Nota sobre as desonerações previdenciárias
Em 2011, quando se instituiu uma desoneração da contribuição previdenciária patronal para uma série de setores da economia, o salário mínimo vinha obtendo ganhos reais que aumentaram o seu poder de compra para mais que o dobro do observado em 1995 [INPC/IBGE]. Esses ganhos, muitas vezes repassados para salários maiores e para o setor informal, não foram apenas repassados nos preços, mas também absorvidos pelas margens das empresas, promovendo uma elevação da historicamente baixa participação da remuneração do trabalho na renda do país. Ocorreu que, em alguns casos, a redução da margem comprometeria o financiamento de projetos de investimento, uma vez que grande parte é financiada com lucros retidos, que se tornariam mais escassos com as expansões das despesas com pessoal. Essa desoneração poderia evitar quedas nos investimentos, mas a ausência de metas levou apenas a perdas de receita pública, R$139 bilhões de 2012 a 2022 [RFB], sem qualquer contrapartida que resultasse em geração de empregos e crescimento econômico.
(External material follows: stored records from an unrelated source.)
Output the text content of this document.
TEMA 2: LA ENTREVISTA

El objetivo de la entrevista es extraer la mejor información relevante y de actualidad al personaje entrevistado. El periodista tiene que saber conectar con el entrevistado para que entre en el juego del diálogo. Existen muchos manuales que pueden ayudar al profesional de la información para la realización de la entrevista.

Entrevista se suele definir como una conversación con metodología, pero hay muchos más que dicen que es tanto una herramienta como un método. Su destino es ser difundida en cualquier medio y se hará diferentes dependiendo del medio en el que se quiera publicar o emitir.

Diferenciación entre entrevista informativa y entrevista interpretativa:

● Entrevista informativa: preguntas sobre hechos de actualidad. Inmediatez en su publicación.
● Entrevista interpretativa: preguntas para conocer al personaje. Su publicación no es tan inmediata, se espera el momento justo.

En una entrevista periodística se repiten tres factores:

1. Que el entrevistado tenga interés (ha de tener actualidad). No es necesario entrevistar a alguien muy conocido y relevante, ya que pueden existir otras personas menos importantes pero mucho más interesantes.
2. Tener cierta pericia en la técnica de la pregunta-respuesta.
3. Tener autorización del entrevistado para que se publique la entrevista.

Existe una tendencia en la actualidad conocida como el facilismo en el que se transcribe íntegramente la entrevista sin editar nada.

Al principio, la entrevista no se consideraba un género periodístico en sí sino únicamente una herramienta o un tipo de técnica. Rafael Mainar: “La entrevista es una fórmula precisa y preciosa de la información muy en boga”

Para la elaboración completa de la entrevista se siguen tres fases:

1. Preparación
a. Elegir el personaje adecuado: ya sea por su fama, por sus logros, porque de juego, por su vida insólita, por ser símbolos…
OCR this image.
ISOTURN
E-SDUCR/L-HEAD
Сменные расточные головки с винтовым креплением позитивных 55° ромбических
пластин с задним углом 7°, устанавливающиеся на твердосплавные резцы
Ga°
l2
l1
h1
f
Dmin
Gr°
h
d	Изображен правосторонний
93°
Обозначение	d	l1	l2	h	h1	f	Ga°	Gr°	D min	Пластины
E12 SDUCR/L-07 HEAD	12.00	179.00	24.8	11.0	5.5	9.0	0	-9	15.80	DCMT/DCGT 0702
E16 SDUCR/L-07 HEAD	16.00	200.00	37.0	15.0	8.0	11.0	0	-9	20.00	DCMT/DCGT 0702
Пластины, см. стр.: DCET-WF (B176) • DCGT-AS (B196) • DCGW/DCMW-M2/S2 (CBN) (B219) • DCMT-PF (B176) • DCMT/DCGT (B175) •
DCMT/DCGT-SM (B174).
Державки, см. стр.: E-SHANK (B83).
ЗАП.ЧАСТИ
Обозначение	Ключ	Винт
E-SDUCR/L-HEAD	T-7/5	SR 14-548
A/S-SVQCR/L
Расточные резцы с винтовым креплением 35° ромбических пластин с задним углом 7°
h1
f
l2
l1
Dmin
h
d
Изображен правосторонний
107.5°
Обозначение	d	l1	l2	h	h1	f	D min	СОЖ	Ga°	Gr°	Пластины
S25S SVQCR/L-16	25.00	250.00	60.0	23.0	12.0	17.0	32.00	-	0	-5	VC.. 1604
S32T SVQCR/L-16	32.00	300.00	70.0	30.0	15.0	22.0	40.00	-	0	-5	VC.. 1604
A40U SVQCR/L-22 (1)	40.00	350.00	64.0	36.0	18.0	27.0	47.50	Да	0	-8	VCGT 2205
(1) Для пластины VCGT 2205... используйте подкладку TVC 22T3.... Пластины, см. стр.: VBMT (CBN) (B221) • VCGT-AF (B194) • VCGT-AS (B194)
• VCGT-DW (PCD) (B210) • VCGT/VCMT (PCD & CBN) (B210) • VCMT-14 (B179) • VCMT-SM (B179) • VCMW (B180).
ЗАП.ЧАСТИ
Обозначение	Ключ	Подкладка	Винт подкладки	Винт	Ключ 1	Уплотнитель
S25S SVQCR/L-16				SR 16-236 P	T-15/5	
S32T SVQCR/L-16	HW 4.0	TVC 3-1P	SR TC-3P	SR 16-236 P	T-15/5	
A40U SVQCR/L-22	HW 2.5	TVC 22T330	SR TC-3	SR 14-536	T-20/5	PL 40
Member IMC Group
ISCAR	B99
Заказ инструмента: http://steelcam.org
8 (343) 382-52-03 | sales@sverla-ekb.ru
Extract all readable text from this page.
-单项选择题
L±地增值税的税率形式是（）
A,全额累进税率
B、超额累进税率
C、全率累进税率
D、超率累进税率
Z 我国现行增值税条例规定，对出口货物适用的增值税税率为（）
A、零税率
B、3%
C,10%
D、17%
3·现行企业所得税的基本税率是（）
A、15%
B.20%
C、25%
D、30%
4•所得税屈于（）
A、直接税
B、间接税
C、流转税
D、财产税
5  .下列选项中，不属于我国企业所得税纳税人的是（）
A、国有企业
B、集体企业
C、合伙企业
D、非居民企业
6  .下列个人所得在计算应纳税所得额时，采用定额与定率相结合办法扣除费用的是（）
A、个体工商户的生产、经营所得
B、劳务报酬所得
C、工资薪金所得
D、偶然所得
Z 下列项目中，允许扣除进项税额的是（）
Atualmente, o Congresso Nacional aprovou a prorrogação da desoneração por mais quatro anos, sem quaisquer metas de investimentos, o que foi vetado pelo Presidente da República e será submetido a votação para derrubar esse veto. Ainda foi acrescentado um dispositivo determina que prefeituras de cidades com população inferior a 142,6 mil habitantes terão a alíquota da contribuição previdenciária sobre a folha de salários reduzida de 20% para 8%, o que representaria diminuição de receita da União estimada em R$ 9 bilhões, somente em 2024, sem exigência de qualquer benefício para aquelas populações. Os beneficiários dessa diminuição de contribuições previdenciárias patronais têm pressionado sistematicamente por sua prorrogação, com o argumento de que a sua extinção causará quedas relevantes no emprego, no setor privado, e insolvência das prefeituras menores. Ainda que convencendo vários representantes dos trabalhadores, formadores de opinião e agentes econômicos em geral, trata-se de argumento questionável.
Não há por que esperar tais reduções de emprego, pois o que termina predominando é o atendimento à demanda, mesmo que parte das contribuições previdenciárias restabelecidas possa ser repassada aos preços e parte reduza as margens das empresas. Levantamento do Ipea, divulgado no artigo OS SETORES QUE MAIS (DES)EMPREGAM NO BRASIL, deixa patente que a desoneração da folha de pessoal não evitou perdas de emprego. De 2012 a 2022, as empresas privadas desoneradas reduziram seus empregos com carteira em 13,0% (-960 mil), enquanto as não desoneradas expandiram em 6,3% (+1,7 milhão). “Entre os setores desonerados, a queda dos contribuintes nos últimos dez anos foi puxada por: construção e incorporação de edifícios (-594 mil); preparação de couros e fabricação de artefatos de couro, artigos de viagem e calçados (-137 mil); fabricação de produtos têxteis (-109 mil); confecção de artigos do vestuário e acessórios (-101 mil).” Tais resultados indicam que, mesmo com a redução de custos operacionais representada pela desoneração, para o setor de construção prevaleceram os efeitos da retração dos gastos públicos (Minha Casa Minha Vida e PAC), assim como dos gastos privados, provenientes da recessão. Para calçados, têxteis e vestuário, uma hipótese seria a perda de mercado. Em todos, metas de emprego não se sustentariam.
Contudo, o que pode ter sido e voltar a ser desfavorecido sem a desoneração são projetos de investimento, e, com isso, aumentos de produtividade, competitividade, emprego e capacidade produtiva. Metas de manutenção de emprego não seriam as mais eficazes, uma vez que a produção corrente termina se ajustando à demanda. Contrapartidas em termos de investimentos, por seu turno, fazendo com que os lucros aumentados sejam direcionados para financiá-los, poderão incentivar elevações de empregos como desdobramento.